L'Avare - Acte 4, Scène 7

Tirade célèbre de Harpagon qui dans un état de désespoir et de confusion intense, découvre le vol de son argent précieux.

Harpagon

Harpagon
Père d'Elise et de Cléante.

Version Moderne

Version Originale

Harpagon
Au voleur ! Au voleur ! À l'assassin ! Au meurtrier ! Justice, bon sang ! Je suis perdu, je suis assassiné ; on m'a coupé la gorge, on m'a volé mon argent. Qui peut-ce être ? Où est-il ? Où se cache-t-il ? Que dois-je faire pour le trouver ? Où courir ? N'est-il pas là ? Qui est-ce ? Arrêtez. Rendez-moi mon argent, coquin... Ah ! C'est moi ! Je suis confus et je ne sais pas où je suis, qui je suis et ce que je fais.
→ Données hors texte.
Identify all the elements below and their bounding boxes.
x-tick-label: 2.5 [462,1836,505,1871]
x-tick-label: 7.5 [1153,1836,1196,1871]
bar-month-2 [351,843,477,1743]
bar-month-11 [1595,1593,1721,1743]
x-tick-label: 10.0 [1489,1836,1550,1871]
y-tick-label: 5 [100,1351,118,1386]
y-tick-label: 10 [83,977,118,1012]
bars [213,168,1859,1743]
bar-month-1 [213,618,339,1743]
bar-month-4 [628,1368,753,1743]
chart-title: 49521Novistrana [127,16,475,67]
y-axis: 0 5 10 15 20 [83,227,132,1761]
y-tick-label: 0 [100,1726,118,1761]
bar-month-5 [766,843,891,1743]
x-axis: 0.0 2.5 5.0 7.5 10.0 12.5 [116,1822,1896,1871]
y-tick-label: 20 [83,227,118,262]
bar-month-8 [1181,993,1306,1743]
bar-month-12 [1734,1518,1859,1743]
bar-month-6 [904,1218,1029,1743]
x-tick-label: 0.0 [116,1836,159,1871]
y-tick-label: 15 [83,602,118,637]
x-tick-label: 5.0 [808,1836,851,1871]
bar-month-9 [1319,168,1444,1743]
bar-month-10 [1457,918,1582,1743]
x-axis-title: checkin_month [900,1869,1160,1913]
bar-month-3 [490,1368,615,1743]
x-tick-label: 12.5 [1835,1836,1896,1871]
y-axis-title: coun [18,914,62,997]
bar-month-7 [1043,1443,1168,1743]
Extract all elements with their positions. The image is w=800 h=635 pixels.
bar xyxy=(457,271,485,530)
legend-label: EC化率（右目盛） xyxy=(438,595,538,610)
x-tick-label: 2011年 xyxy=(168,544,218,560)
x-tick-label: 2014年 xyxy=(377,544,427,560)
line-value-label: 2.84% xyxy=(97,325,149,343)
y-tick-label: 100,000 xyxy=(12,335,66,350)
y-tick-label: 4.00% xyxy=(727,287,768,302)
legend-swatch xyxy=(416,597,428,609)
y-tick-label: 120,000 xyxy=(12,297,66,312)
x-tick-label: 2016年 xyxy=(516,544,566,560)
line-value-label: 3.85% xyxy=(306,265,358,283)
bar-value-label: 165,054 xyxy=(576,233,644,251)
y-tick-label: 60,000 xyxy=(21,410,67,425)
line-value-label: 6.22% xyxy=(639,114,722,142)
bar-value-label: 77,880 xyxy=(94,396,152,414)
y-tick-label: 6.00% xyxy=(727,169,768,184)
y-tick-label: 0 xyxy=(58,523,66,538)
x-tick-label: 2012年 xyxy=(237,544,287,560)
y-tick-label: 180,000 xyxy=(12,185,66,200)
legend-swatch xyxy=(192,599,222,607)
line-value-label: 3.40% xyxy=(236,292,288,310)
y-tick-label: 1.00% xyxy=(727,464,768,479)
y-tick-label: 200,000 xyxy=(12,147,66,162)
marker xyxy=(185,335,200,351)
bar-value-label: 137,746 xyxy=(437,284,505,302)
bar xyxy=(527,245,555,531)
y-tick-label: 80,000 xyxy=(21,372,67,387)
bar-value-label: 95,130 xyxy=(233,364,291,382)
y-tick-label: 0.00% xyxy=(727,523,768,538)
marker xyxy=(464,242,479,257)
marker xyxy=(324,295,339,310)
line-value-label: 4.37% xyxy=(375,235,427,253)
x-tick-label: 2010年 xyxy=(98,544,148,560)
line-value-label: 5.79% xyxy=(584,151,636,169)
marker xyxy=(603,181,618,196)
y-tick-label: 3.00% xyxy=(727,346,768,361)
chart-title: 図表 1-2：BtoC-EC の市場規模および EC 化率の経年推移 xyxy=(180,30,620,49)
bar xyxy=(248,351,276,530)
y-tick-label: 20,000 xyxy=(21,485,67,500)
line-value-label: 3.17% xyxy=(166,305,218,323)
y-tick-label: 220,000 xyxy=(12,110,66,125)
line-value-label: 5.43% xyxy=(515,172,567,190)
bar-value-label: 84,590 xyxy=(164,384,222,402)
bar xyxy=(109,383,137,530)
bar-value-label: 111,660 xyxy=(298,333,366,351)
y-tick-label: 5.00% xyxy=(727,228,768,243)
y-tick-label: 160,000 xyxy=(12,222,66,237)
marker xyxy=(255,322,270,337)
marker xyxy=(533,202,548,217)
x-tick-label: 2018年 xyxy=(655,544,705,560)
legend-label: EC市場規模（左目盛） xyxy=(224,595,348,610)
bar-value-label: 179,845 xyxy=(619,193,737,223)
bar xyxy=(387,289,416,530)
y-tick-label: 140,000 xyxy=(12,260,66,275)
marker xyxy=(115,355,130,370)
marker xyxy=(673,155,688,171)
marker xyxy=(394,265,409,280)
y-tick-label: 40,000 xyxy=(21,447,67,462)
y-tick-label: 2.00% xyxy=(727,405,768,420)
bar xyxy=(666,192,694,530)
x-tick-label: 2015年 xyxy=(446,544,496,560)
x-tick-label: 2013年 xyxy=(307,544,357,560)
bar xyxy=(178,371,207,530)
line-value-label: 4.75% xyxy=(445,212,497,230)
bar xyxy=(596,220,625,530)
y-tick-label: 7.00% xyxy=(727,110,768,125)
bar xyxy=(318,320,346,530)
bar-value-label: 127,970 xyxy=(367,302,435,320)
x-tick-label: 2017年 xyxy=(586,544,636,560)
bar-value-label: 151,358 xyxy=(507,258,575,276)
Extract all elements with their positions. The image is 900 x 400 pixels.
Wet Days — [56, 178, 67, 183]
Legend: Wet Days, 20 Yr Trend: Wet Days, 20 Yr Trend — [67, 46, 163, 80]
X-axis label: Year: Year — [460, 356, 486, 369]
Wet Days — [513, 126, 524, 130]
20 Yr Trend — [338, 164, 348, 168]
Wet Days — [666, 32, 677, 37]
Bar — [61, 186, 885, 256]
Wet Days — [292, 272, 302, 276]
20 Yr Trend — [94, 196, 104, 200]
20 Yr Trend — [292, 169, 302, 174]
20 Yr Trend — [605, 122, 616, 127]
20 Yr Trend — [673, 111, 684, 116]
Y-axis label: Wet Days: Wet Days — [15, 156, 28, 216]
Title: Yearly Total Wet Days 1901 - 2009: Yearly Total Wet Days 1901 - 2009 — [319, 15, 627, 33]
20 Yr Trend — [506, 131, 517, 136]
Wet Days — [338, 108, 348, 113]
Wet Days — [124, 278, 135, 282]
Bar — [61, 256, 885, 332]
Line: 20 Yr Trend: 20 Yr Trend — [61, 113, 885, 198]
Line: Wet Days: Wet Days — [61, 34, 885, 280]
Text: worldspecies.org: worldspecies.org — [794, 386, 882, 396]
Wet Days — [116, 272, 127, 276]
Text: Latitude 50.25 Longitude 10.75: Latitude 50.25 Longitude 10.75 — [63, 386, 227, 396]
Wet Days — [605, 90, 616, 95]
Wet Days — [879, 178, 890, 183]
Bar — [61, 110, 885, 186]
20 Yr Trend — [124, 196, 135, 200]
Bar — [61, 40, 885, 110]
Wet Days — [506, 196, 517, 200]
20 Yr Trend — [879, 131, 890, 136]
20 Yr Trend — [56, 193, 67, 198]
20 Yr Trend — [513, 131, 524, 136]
Hélas ! Mon cher argent ! On me l'a pris et depuis que tu m'as été enlevé, j'ai perdu mon soutien, ma consolation, ma joie , tout est fini pour moi et je n'ai plus rien à faire dans ce monde. Sans toi, il m'est impossible de vivre. C'est fini, je n'en peux plus, je meurs, je suis mort, je suis enterré. N'y a-t-il personne qui veuille me ressusciter en me rendant mon cher argent ou en me disant qui l'a pris ? Euh ! Que dites-vous ? Ce n'est personne. Il faut que celui qui a commis le vol ait soigneusement choisi le moment où je parlais à mon traître de fils. Sortons. Je vais chercher la justice et faire subir l'interrogatoire à toute ma maisonnée , servantes, valets, fils, fille et moi aussi. Il y a tant de gens rassemblés ! Je soupçonne chacun de ceux sur qui je pose les yeux et tout le monde me semble être mon voleur. Hé ! De quoi parle-t-on là ? De celui qui m'a volé ? Quel est ce bruit là-haut ? Est-ce mon voleur qui s'y trouve ? S'il vous plaît, si vous avez des nouvelles de mon voleur, je vous supplie de me les dire. N'est-il pas caché parmi vous ? Ils me regardent tous et se mettent à rire. Vous verrez qu'ils sont sûrement complices du vol qui m'a été fait. Allons, vite, des policiers, des agents, des juges, des prisons, des potences et des bourreaux ! Je veux faire pendre tout le monde et si je ne retrouve pas mon argent, je me pendrai moi-même ensuite.
Au voleur ! au voleur ! à l'assassin ! au meurtrier ! Justice, juste ciel ! Je suis perdu, je suis assassiné ; on m'a coupé la gorge , on m'a dérobé mon argent. Qui peut-ce être ? Qu'est-il devenu ? Où est-il ? Où se cache-t-il ? Que ferai-je pour le trouver ? Où courir ? Où ne pas courir ? N'est-il point là ? n'est-il point ici ? Qui est-ce ? Arrête. Rends-moi mon argent, coquin... Ah ! c'est moi ! Mon esprit est troublé, et j'ignore où je suis, qui je suis, et ce que je fais. Hélas ! mon pauvre argent ! mon pauvre argent ! mon cher ami ! on m'a privé de toi ; et puisque tu m'es enlevé, j'ai perdu mon support, ma consolation, ma joie , tout est fini pour moi, et je n'ai plus que faire au monde. Sans toi, il m'est impossible de vivre. C'en est fait ; je n'en puis plus ; je me meurs ; je suis mort ; je suis enterré. N'y a-t-il personne qui veuille me ressusciter, en me rendant mon cher argent, ou en m'apprenant qui l'a pris. Euh ! que dites-vous ? Ce n'est personne. Il faut, qui que ce soit qui ait fait le coup, qu'avec beaucoup de soin on ait épié l'heure ; et l'on a choisi justement le temps que je parlais à mon traître de fils. Sortons. Je veux aller quérir la justice, et faire donner la question à toute ma maison ; à servantes, à valets, à fils, à fille, et à moi aussi. Que de gens assemblés ! Je ne jette mes regards sur personne qui ne me donne des soupçons, et tout me semble mon voleur. Hé ! de quoi est-ce qu'on parle là ? de celui qui m'a dérobé ? Quel bruit fait-on là-haut ? Est-ce mon voleur qui y est ? De grâce, si l'on sait des nouvelles de mon voleur, je supplie que l'on m'en dise. N'est-il point caché là parmi vous ? Ils me regardent tous, et se mettent à rire. Vous verrez qu'ils ont part, sans doute, au vol que l'on m'a fait. Allons, vite, des commissaires, des archers, des prévôts, des juges, des gênes, des potences, et des bourreaux ! Je veux faire pendre tout le monde ; et si je ne retrouve mon argent, je me pendrai moi-même après.